Dalam hal ini, TII mengatakan bahwa RUU Cipta Kerja juga didorong untuk menciptakan perluasan kesempatan kerja dan pemberdayaan ekonomi, melalui kemudahan berusaha dan proses perizinan yang mudah, serta difasilitasi pemerintah. 

“TII menilai bahwa Omnibus Law RUU Cipta Kerja sebagai kebijakan berpotensi positif bagi kebebasan ekonomi, pertumbuhan ekonomi dan pembangunan, serta kesejahteraan di Indonesia. Namun, sejak awal, proses pembuatan RUU Cipta Kerja sudah mengundang polemik, dari prosesnya yang dinilai tidak inklusif, tidak transparan, terburu-buru, hingga banyak ketentuan yang diatur di dalamnya dinilai mengabaikan aspek perlindungan HAM, demokrasi, penegakan hukum, dan mengancam keberlangsungan lingkungan hidup,” paparnya. 

TII menegaskan, pentingnya mengkritisi RUU ini mengingat aspek ekonomi juga berdampak terhadap aspek lainnya. Selain itu, pembangunan yang berkelanjutan dan mendukung kebebasan ekonomi tidak akan dapat berjalan baik dan berdampak positif, jika tidak memperhatikan pemangku kepentingan, konteks, serta dampak di aspek lainnya, termasuk aspek perlindungan HAM dan hukum, demokrasi, sosial, maupun lingkungan hidup. 

Harus diakui bahwa Omnibus Law RUU Cipta Kerja masih memuat banyak ketentuan yang kontroversial dan justru ikut menghambat tujuannya karena proses pembuatannya yang sejak awal bermasalah.

Sebut saja ketentuan mengenai Pasal 93 RUU Cipta Kerja yang tidak memberi penjelasan rinci mengenai kata berhalangan terkait ketentuan tentang pemberian upah bagi buruh yang tidak masuk kerja karena berhalangan. 

TII mendesak agar semua catatan kritis dari beragam pihak harus dipertimbangkan dan dijadikan masukan dalam proses pembahasan RUU Cipta Kerja kedepan. Di tengah krisis pandemi Covid-19 dan kritik publik terhadap Dewan Perwakilan Rakyat Republik Indonesia (DPR RI) yang bersikukuh untuk terus melanjutkan pembahasan RUU ini, para pembuat kebijakan dituntut untuk membuktikan bahwa RUU Cipta Kerja tetap diproses sesuai dengan prinsip-prinsip tata kelola pemerintahan yang baik. 
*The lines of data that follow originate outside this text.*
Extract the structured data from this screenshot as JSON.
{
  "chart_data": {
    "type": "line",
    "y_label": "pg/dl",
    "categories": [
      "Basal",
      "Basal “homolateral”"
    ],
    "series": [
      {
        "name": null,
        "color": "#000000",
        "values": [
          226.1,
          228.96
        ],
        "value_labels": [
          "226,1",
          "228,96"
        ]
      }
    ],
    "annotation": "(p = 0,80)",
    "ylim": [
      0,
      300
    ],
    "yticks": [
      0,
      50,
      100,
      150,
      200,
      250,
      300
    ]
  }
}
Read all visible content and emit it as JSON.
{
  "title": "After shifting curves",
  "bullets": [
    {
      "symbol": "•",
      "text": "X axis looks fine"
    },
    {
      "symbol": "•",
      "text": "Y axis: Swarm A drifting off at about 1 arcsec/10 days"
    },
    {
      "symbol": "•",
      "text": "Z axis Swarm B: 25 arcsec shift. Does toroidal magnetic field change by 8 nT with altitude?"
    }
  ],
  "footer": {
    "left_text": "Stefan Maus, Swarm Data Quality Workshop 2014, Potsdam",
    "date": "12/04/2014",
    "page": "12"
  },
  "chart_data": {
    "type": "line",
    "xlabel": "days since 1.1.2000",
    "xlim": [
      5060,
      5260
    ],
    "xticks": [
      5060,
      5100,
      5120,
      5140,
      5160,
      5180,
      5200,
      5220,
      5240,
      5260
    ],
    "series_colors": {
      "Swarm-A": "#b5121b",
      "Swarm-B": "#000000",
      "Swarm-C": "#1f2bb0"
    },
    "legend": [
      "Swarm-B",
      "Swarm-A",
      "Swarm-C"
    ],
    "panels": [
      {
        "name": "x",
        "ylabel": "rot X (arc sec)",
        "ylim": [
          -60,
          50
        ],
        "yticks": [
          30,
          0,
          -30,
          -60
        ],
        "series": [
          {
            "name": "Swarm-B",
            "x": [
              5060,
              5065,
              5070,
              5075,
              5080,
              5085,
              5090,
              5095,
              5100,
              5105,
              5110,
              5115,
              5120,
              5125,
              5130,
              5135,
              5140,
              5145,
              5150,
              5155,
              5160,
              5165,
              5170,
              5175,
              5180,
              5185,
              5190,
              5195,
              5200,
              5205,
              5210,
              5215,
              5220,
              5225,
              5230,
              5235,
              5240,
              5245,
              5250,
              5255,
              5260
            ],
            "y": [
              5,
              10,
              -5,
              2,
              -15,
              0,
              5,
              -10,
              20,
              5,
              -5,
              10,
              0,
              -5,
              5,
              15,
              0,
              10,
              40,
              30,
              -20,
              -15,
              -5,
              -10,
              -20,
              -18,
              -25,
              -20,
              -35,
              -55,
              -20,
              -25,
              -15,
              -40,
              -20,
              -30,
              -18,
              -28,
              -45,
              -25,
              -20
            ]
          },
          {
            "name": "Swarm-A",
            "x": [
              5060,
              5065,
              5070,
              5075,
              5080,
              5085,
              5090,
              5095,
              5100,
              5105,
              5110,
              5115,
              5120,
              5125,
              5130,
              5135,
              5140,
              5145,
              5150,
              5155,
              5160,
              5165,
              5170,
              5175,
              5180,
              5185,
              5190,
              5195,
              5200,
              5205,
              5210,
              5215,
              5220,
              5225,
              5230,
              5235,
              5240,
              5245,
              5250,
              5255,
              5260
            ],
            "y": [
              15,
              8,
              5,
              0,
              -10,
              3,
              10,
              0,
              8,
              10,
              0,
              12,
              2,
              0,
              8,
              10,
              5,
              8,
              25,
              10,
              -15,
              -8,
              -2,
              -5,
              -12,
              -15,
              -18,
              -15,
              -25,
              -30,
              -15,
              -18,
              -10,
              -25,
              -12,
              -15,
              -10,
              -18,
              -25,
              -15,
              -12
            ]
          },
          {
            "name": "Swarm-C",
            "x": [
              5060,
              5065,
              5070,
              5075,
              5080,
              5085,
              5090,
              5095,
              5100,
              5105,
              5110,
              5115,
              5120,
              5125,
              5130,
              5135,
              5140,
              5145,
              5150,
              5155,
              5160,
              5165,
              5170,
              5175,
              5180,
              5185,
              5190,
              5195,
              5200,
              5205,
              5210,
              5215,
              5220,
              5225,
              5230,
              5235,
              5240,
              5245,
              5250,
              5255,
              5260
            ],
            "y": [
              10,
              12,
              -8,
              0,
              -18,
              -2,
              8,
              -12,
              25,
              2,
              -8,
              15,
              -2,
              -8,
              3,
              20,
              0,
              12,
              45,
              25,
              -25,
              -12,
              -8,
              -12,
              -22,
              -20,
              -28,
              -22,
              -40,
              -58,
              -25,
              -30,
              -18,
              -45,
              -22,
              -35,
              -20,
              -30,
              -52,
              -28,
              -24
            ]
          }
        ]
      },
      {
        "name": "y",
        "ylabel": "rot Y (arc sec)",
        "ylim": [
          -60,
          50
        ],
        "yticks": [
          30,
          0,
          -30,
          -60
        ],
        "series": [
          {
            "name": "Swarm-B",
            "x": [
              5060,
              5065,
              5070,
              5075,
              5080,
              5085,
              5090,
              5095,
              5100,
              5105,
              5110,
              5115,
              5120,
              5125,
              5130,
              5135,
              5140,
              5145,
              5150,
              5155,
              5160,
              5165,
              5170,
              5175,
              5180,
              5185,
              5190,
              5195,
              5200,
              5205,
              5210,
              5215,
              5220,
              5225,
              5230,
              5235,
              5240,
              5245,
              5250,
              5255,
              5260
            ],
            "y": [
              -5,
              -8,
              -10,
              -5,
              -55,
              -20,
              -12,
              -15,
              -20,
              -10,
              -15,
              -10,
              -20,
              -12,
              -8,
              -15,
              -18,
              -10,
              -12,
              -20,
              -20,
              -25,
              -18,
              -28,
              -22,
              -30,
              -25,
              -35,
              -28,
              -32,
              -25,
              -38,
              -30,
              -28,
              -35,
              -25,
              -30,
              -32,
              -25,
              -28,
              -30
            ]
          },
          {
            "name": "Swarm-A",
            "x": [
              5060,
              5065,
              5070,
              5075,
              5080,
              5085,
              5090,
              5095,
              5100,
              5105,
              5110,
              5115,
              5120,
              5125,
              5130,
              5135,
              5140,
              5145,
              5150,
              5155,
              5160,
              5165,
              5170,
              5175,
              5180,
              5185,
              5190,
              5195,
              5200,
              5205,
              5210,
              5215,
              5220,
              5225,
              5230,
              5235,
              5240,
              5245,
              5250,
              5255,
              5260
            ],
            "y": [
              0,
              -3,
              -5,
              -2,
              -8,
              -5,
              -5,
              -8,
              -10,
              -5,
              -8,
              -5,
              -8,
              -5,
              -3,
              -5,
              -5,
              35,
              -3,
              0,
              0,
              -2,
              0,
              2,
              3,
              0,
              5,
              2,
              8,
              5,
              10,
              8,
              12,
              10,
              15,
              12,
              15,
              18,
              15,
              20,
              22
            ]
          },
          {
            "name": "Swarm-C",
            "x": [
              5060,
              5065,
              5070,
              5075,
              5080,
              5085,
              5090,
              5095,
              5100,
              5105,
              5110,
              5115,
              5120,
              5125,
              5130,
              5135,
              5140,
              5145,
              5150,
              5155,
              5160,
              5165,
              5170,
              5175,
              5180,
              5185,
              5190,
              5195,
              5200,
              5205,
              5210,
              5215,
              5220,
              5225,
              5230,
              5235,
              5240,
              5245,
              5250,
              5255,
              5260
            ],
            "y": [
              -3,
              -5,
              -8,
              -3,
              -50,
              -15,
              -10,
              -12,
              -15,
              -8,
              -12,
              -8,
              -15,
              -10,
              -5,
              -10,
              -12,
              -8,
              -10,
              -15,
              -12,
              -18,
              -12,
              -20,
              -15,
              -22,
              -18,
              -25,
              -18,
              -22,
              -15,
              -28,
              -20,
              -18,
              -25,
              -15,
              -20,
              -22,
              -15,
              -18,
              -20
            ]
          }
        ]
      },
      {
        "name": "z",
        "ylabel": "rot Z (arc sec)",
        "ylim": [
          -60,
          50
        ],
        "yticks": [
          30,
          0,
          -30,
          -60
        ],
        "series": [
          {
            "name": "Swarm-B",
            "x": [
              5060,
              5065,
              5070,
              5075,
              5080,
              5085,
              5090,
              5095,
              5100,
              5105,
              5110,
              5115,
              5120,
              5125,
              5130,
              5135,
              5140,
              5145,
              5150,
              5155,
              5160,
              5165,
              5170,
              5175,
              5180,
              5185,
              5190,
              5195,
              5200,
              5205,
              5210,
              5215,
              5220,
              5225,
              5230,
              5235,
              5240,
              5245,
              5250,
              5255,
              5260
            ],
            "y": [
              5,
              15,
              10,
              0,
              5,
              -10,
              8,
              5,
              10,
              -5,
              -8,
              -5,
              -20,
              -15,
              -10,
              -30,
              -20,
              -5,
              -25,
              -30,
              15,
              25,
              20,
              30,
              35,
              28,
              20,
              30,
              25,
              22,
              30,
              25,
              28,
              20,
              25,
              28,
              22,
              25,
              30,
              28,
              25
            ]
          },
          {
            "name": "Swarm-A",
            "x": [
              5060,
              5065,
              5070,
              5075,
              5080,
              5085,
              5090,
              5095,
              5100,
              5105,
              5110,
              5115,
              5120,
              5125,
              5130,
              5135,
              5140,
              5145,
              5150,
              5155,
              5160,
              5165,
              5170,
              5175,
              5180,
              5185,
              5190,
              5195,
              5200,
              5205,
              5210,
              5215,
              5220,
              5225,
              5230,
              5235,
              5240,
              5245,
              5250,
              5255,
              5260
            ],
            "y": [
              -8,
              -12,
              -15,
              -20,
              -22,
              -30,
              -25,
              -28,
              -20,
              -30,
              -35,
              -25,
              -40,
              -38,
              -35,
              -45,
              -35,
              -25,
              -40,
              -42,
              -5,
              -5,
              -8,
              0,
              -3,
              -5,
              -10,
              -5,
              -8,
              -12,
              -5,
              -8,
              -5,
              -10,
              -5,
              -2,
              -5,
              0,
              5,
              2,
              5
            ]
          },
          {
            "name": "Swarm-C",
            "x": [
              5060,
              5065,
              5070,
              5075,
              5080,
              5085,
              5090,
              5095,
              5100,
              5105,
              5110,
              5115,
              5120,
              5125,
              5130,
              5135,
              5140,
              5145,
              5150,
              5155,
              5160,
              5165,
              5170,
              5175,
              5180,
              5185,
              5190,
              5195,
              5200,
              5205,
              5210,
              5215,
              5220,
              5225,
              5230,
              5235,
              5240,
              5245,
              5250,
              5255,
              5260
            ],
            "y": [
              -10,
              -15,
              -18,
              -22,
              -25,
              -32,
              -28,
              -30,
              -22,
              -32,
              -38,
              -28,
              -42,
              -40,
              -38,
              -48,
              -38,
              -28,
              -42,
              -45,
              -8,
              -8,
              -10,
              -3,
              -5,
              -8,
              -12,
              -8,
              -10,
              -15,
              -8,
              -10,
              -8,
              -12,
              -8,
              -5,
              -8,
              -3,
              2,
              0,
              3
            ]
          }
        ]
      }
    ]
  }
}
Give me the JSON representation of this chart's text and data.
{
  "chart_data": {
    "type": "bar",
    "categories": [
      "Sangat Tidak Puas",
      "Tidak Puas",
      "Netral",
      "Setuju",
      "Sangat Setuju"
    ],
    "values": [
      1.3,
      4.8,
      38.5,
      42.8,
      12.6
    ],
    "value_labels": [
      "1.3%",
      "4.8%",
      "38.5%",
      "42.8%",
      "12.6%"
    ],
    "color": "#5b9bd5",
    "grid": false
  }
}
“Dengan demikian, proses kebijakan yang inklusif, partisipatif, transparan, dan akuntabel, serta masukan dari berbagai pihak, menjadi hal yang sangat penting untuk memastikan agar RUU Cipta Kerja ini juga dalam prosesnya sejalan dengan asas penyelenggaraan yang termaktub dalam ketentuannya, serta relevan dengan dan memenuhi kepentingan dan kebutuhan beragam pihak, bukan hanya aspek ekonomi semata,” katanya.